Pour celui qui se trouve sous la cloche de verre, vide et figé comme un bébé mort, le monde lui-même n’est qu’un mauvais rêve. »
LA CLOCHE DE DÉTRESSE, SYLVIA PLATH
CE QUE J’EN AI PENSÉ
J’avais un peu peur de ce livre. Je pensais qu’il serait très difficile à lire, très sombre, qu’il me rendrait triste. Et ce serait mentir que de dire que La cloche de détresse est une lecture légère. Mais c’est pourtant très drôle ! Malgré les événements dépeints, je continuai à sourire pendant ma lecture. Plus Esther sombre d’ailleurs, et plus on est englué dans cette lecture dérangeante — entraînante, nous laissant parfois coupable de l’apprécier autant.
Je n’ai pas pu lâcher ce livre. Et une fois terminé, je ne peux pas l’oublier. Il continue à me faire réfléchir. J’ai l’impression que la narratrice est toujours là, quelque part. Et je sais que je relirai La cloche de détresse un jour, parce que c’est un véritable chef-d’œuvre à mon avis. Un classique qui mérite bien ce titre.
OÙ TROUVER La cloche de détresse ?
Je l’ai lu en anglais, mais vous trouverez le roman de Sylvia Plath en français dans la collection L’imaginaire de Gallimard.
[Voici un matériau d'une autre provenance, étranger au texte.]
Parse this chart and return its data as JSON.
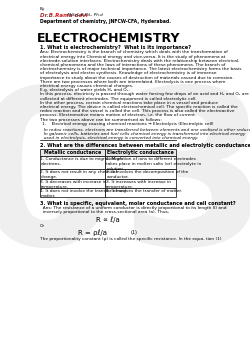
{
  "background_color": "#ffffff",
  "watermark_text": "03",
  "watermark_color": "#cccccc",
  "watermark_alpha": 0.3,
  "header_by": "By",
  "header_name": "Dr.B.Rama devi",
  "header_name_color": "#cc2222",
  "header_quals": " M.Sc., B.Ed., Ph.d",
  "header_dept": "Department of chemistry, JNFCW-CFA, Hyderabad.",
  "title": "ELECTROCHEMISTRY",
  "q1_head": "1. What is electrochemistry?  What is its importance?",
  "q1_lines": [
    "Ans: Electrochemistry is the branch of chemistry which deals with the transformation of",
    "electrical energy into Chemical energy and vice-versa. It is the study of phenomena at",
    "electrode-solution interfaces. Electrochemistry deals with the relationship between electrical,",
    "chemical phenomena and the laws of interactions of these phenomena. The branch of",
    "electrochemistry is of major technical importance. The latest electrochemistry forms the basis",
    "of electrolysis and electro synthesis. Knowledge of electrochemistry is of immense",
    "importance to study about the causes of destruction of materials caused due to corrosion.",
    "There are two processes where both are interrelated. Electrolysis is one process where",
    "electrical energy causes chemical changes.",
    "E.g. electrolysis of water yields H₂ and O₂.",
    "In this process, electricity is passed through water forcing few drops of an acid and H₂ and O₂ are",
    "collected at different electrodes. The equipment is called electrolytic cell.",
    "In the other process, certain chemical reactions take place in a vessel and produce",
    "electrical energy. The device is called electrochemical cell. The specific reaction is called the",
    "redox reaction and the vessel is called the cell. This process is also called the electroactive",
    "process. Electromotive means motion of electron, i.e. the flow of current.",
    "The two processes above can be summarised as follows:"
  ],
  "q1_point1": "1.    Electrical energy causing chemical reactions → Electrolysis (Electrolytic cell)",
  "q1_point2_lines": [
    "  In redox reactions, electrons are transferred between elements and one oxidised is other reduced.",
    "  In galvanic cells, batteries and fuel cells chemical energy is transformed into electrical energy",
    "  used in electrolysis, electrical energy is converted into chemical energy."
  ],
  "q2_head": "2. What are the differences between metallic and electrolytic conductance?",
  "table_col1_header": "Metallic conductance",
  "table_col2_header": "Electrolytic conductance",
  "table_rows_col1": [
    "1. Conductance is due to migration of\nelectrons.",
    "2. It does not result in any chemical\nchange.",
    "3. It decreases with increase in\ntemperature.",
    "4. It does not involve the transfer of any\nmatter."
  ],
  "table_rows_col2": [
    "1. Migration of ions to different electrodes\ntakes place in molten salts (or) electrolyte in\nsolution.",
    "2. It involves the decomposition of the\nconductor.",
    "3. It increases with increase in\ntemperature.",
    "4. It involves the transfer of matter."
  ],
  "q3_head": "3. What is specific, equivalent, molar conductance and cell constant?",
  "q3_lines": [
    "  Ans: The resistance of a uniform conductor is directly proportional to its length (l) and",
    "  inversely proportional to the cross-sectional area (a). Thus,"
  ],
  "q3_formula1": "R ∝ ℓ/a",
  "q3_or": "Or",
  "q3_formula2": "R = ρℓ/a",
  "q3_eq_num": "(1)",
  "q3_footnote": "The proportionality constant (ρ) is called the specific resistance. In the equa- tion (1)"
}
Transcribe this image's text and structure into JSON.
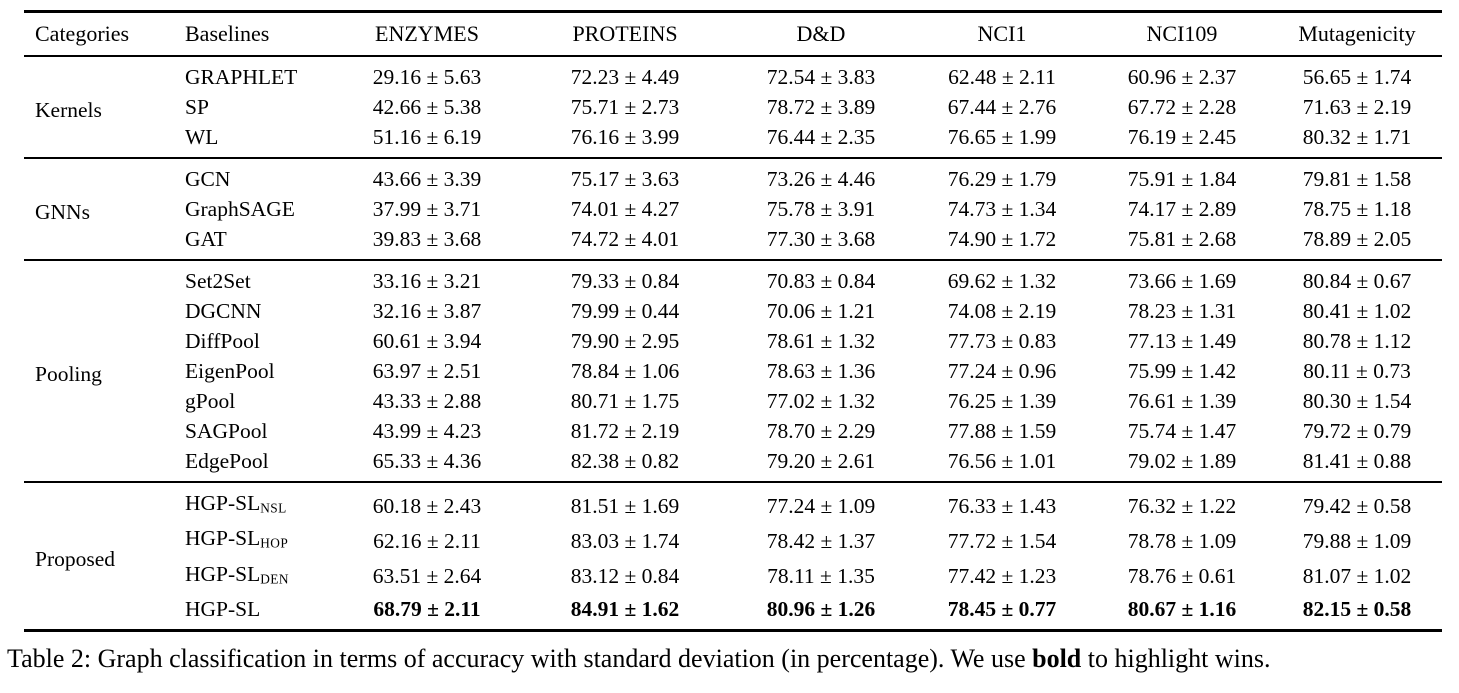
{
  "caption": {
    "prefix": "Table 2: Graph classification in terms of accuracy with standard deviation (in percentage). We use ",
    "bold_word": "bold",
    "suffix": " to highlight wins."
  },
  "table": {
    "columns": [
      "Categories",
      "Baselines",
      "ENZYMES",
      "PROTEINS",
      "D&D",
      "NCI1",
      "NCI109",
      "Mutagenicity"
    ],
    "plus_minus_symbol": "±",
    "sections": [
      {
        "category": "Kernels",
        "rows": [
          {
            "baseline": "GRAPHLET",
            "values": [
              "29.16 ± 5.63",
              "72.23 ± 4.49",
              "72.54 ± 3.83",
              "62.48 ± 2.11",
              "60.96 ± 2.37",
              "56.65 ± 1.74"
            ]
          },
          {
            "baseline": "SP",
            "values": [
              "42.66 ± 5.38",
              "75.71 ± 2.73",
              "78.72 ± 3.89",
              "67.44 ± 2.76",
              "67.72 ± 2.28",
              "71.63 ± 2.19"
            ]
          },
          {
            "baseline": "WL",
            "values": [
              "51.16 ± 6.19",
              "76.16 ± 3.99",
              "76.44 ± 2.35",
              "76.65 ± 1.99",
              "76.19 ± 2.45",
              "80.32 ± 1.71"
            ]
          }
        ]
      },
      {
        "category": "GNNs",
        "rows": [
          {
            "baseline": "GCN",
            "values": [
              "43.66 ± 3.39",
              "75.17 ± 3.63",
              "73.26 ± 4.46",
              "76.29 ± 1.79",
              "75.91 ± 1.84",
              "79.81 ± 1.58"
            ]
          },
          {
            "baseline": "GraphSAGE",
            "values": [
              "37.99 ± 3.71",
              "74.01 ± 4.27",
              "75.78 ± 3.91",
              "74.73 ± 1.34",
              "74.17 ± 2.89",
              "78.75 ± 1.18"
            ]
          },
          {
            "baseline": "GAT",
            "values": [
              "39.83 ± 3.68",
              "74.72 ± 4.01",
              "77.30 ± 3.68",
              "74.90 ± 1.72",
              "75.81 ± 2.68",
              "78.89 ± 2.05"
            ]
          }
        ]
      },
      {
        "category": "Pooling",
        "rows": [
          {
            "baseline": "Set2Set",
            "values": [
              "33.16 ± 3.21",
              "79.33 ± 0.84",
              "70.83 ± 0.84",
              "69.62 ± 1.32",
              "73.66 ± 1.69",
              "80.84 ± 0.67"
            ]
          },
          {
            "baseline": "DGCNN",
            "values": [
              "32.16 ± 3.87",
              "79.99 ± 0.44",
              "70.06 ± 1.21",
              "74.08 ± 2.19",
              "78.23 ± 1.31",
              "80.41 ± 1.02"
            ]
          },
          {
            "baseline": "DiffPool",
            "values": [
              "60.61 ± 3.94",
              "79.90 ± 2.95",
              "78.61 ± 1.32",
              "77.73 ± 0.83",
              "77.13 ± 1.49",
              "80.78 ± 1.12"
            ]
          },
          {
            "baseline": "EigenPool",
            "values": [
              "63.97 ± 2.51",
              "78.84 ± 1.06",
              "78.63 ± 1.36",
              "77.24 ± 0.96",
              "75.99 ± 1.42",
              "80.11 ± 0.73"
            ]
          },
          {
            "baseline": "gPool",
            "values": [
              "43.33 ± 2.88",
              "80.71 ± 1.75",
              "77.02 ± 1.32",
              "76.25 ± 1.39",
              "76.61 ± 1.39",
              "80.30 ± 1.54"
            ]
          },
          {
            "baseline": "SAGPool",
            "values": [
              "43.99 ± 4.23",
              "81.72 ± 2.19",
              "78.70 ± 2.29",
              "77.88 ± 1.59",
              "75.74 ± 1.47",
              "79.72 ± 0.79"
            ]
          },
          {
            "baseline": "EdgePool",
            "values": [
              "65.33 ± 4.36",
              "82.38 ± 0.82",
              "79.20 ± 2.61",
              "76.56 ± 1.01",
              "79.02 ± 1.89",
              "81.41 ± 0.88"
            ]
          }
        ]
      },
      {
        "category": "Proposed",
        "rows": [
          {
            "baseline": {
              "name": "HGP-SL",
              "sub": "NSL"
            },
            "values": [
              "60.18 ± 2.43",
              "81.51 ± 1.69",
              "77.24 ± 1.09",
              "76.33 ± 1.43",
              "76.32 ± 1.22",
              "79.42 ± 0.58"
            ]
          },
          {
            "baseline": {
              "name": "HGP-SL",
              "sub": "HOP"
            },
            "values": [
              "62.16 ± 2.11",
              "83.03 ± 1.74",
              "78.42 ± 1.37",
              "77.72 ± 1.54",
              "78.78 ± 1.09",
              "79.88 ± 1.09"
            ]
          },
          {
            "baseline": {
              "name": "HGP-SL",
              "sub": "DEN"
            },
            "values": [
              "63.51 ± 2.64",
              "83.12 ± 0.84",
              "78.11 ± 1.35",
              "77.42 ± 1.23",
              "78.76 ± 0.61",
              "81.07 ± 1.02"
            ]
          },
          {
            "baseline": "HGP-SL",
            "bold_values": true,
            "values": [
              "68.79 ± 2.11",
              "84.91 ± 1.62",
              "80.96 ± 1.26",
              "78.45 ± 0.77",
              "80.67 ± 1.16",
              "82.15 ± 0.58"
            ]
          }
        ]
      }
    ]
  }
}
La traduction est de Michel Persitz. Commandez-le dans une librairie près de chez vous.
QUE LIRE APRÈS ?
J’ai goûté à Sylvia Plath et j’en veux encore. Je compte bien lire certains de ses poèmes ensuite, à commencer par le recueil Ariel.
Cette lecture, et surtout l’ironie mordante de la narratrice, m’a fait pensé aux livres :
- Toute passion abolie, Vita Sackville-West
- Le tueur aveugle, Margaret Atwood
- Dans la mansarde, Marlen Haushofer
La cloche de détresse, Sylvia Plath est un livre qui se passe aux États-Unis.
Autist Reading 17 / 08 / 2020
Je n’ai pas eu de chance lors de ma première rencontre avec S. Plath ; j’ai trouvé « Mary Ventura et le neuvième royaume » (récemment publié dans la collection La nonpareille, à La Table ronde) très conventionnel et pas aussi remarquable qu’on me l’avait « vendu ».
J’aurai peut-être plus de chance avec ce texte…
Florian 18 / 08 / 2020 — Le Dévorateur
Oh dommage je comptais bien le lire ! Peut-être que c’est aussi dû au fait qu’elle était si jeune quand elle l’a écrit ? Ou c’est peut-être aussi la traduction ? Ça change parfois toute l’impression d’un livre avec certains récits américains je trouve.
Autist Reading 18 / 08 / 2020
Je crois surtout que je m’attendais à de l’extra-ordinaire et que j’ai trouvé un texte, certes bien ficelé et intelligemment troussé, mais assez banal dans l’ensemble….
Mais ne te retiens pas de le lire si tu en avais envie. Il est fort probable que je sois simplement passé à côté.